Шрифт:
Интервал:
Закладка:
С квартирой все по плану, я обживаюсь… Мне ужасно хочется сделать все сразу, одним махом, но это, конечно, никому не под силу. Так что у меня все еще нет занавесок, книжных полок, и сижу я на стульях, которые одолжила у Джерри Кука. Но, несмотря на все это, мне очень нравится эта квартира, я чувствую себя здесь уютно и уже начала писать[1959].
Хелен не просто писала: она работала как сумасшедшая. Одну за другой она выдавала на-гора картины, в которых проверяла новые возможности. Франкенталер не думала о том, что кто-то может их увидеть, как и о том, что этот человек о них подумает. «Я сама знаю, что они собой представляют, — говорила Хелен о своих полотнах, — и это вполне достаточная аудитория»[1960]. Она находилась в том блаженном периоде, когда ее искусство существовало для нее одной. Впрочем, это продлилось недолго. Однажды к женщине заглянул Джонни Майерс: он хотел посмотреть на ее новую квартиру и на то, над чем она работает. Увиденное потрясло галериста до глубины души, и он сразу же попросил Хелен вернуться в «Тибор де Надь»[1961]. Хелен предложение приняла. Ее первоначальное решение покинуть галерею отчасти было обусловлено ее эмоциональным истощением после целого года напряженной работы и прорывов, на которые у другого художника могла бы уйти целая жизнь.
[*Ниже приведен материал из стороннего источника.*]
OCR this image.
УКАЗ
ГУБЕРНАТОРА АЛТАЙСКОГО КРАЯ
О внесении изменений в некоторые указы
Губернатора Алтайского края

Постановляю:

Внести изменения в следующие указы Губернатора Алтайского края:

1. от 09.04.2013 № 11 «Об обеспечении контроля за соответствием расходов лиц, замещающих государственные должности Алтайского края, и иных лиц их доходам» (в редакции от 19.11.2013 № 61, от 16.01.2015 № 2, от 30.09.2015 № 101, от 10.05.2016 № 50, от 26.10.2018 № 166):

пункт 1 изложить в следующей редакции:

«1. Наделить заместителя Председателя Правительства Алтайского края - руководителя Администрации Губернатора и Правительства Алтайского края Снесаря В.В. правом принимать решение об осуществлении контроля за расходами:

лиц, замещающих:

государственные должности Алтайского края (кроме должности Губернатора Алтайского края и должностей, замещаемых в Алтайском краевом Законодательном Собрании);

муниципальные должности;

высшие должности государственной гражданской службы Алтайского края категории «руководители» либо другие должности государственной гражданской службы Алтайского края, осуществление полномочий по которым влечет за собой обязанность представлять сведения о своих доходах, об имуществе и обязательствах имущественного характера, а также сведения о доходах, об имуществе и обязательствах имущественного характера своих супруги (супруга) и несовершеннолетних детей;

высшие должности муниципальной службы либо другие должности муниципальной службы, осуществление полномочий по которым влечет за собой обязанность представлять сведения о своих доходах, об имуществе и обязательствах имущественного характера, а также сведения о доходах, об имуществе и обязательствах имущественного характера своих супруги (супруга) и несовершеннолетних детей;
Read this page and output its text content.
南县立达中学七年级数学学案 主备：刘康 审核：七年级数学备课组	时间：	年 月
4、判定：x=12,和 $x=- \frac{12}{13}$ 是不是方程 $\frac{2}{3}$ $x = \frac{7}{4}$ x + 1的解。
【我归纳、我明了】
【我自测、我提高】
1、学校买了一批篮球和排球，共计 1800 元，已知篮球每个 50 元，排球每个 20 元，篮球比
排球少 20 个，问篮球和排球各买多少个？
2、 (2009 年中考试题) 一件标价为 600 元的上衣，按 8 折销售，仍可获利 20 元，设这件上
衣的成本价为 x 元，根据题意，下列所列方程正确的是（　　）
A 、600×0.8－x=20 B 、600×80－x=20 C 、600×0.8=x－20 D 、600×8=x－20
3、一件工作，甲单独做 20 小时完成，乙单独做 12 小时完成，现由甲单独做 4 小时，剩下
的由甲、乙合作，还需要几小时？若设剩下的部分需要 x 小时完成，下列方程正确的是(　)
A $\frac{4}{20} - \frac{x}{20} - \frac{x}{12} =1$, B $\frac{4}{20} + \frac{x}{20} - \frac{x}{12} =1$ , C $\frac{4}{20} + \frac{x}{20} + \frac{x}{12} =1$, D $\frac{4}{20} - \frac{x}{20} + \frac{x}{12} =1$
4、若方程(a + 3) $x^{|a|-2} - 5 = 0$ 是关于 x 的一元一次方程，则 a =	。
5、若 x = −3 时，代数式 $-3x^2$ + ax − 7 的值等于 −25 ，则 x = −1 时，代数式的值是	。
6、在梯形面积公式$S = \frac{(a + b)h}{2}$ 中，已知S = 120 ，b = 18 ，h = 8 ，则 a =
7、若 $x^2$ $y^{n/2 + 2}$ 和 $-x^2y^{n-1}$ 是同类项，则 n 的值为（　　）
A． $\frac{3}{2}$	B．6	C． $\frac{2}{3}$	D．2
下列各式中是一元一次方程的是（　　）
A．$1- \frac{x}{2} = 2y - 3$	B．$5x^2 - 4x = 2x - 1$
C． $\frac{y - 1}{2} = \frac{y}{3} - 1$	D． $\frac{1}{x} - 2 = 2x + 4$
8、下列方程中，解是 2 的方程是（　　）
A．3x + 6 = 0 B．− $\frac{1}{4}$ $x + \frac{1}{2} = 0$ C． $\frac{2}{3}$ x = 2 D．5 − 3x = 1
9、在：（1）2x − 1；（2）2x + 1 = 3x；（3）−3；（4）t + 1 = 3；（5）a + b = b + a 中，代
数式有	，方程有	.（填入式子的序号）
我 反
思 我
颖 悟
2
А к весне 1954 г. Франкенталер достигла четкого понимания себя самой и своего творческого пути и ощущения независимости. Теперь она была лучше подготовлена к тому, чтобы отстаивать собственные принципы перед коллегами, которые, судя по всему, и сами жаждали снова оказаться в ее обществе. В начале апреля Хелен опять начала общаться с Ларри: после выставки она взяла его скульптуру на хранение в свою мастерскую[1962]. А Грейс еще до возвращения Хелен в «Тибор де Надь» зашла очень далеко, сделав в Клема эпистолярный выстрел, темпераментный даже по ее безумным стандартам. Она написала ему 1 апреля:
Дорогой Клем!
Джон говорит, что попросил Хелен вернуться в галерею. Это повышает возможность нашей встречи на людях, и потому я чувствую, что должна сказать несколько слов о нашей полемике. Мы с Хелен по-настоящему никогда не ссорились. Каждый раз, видя ее, я вспоминаю, как была к ней раньше привязана, и это меня страшно огорчает.
По общему признанию мое отношение к тебе выходит далеко за рамки интеллектуального несогласия. Я питала к тебе и к твоим суждениям необоснованное уважение. Добавим сюда и всевозможные проблемы и осложнения, которые всегда существуют в отношениях между мужчиной и женщиной. Но, отлично понимая все это, должна сказать тебе еще кое-что.
Думаю, в своих обсуждениях меня и моих картин ты всегда вел себя вопиюще безответственно. Ты должен знать, что твои комментарии доходили и доходят до меня и что я в беспомощном раздражении не раз слышала, что я, по-твоему, «даже не художник»…
Что бы ты ни думал о моем творчестве, ты должен уважать мою серьезность и мои старания. Когда художник выставляет свои работы, за ними стоит вся его жизнь. А ты просто трус, потому что подкрепляешь свои слова только другими словами. А болтовня — это еще не критика.
Так что я вынуждена попросить тебя, «делом займись или заткнись». Возьми на себя ответственность за свои идеи в письменном виде или же готовься к последствиям, смирившись с тем, что тебя «будут осуждать как легкомысленного» и «коктейльного критика»[1963].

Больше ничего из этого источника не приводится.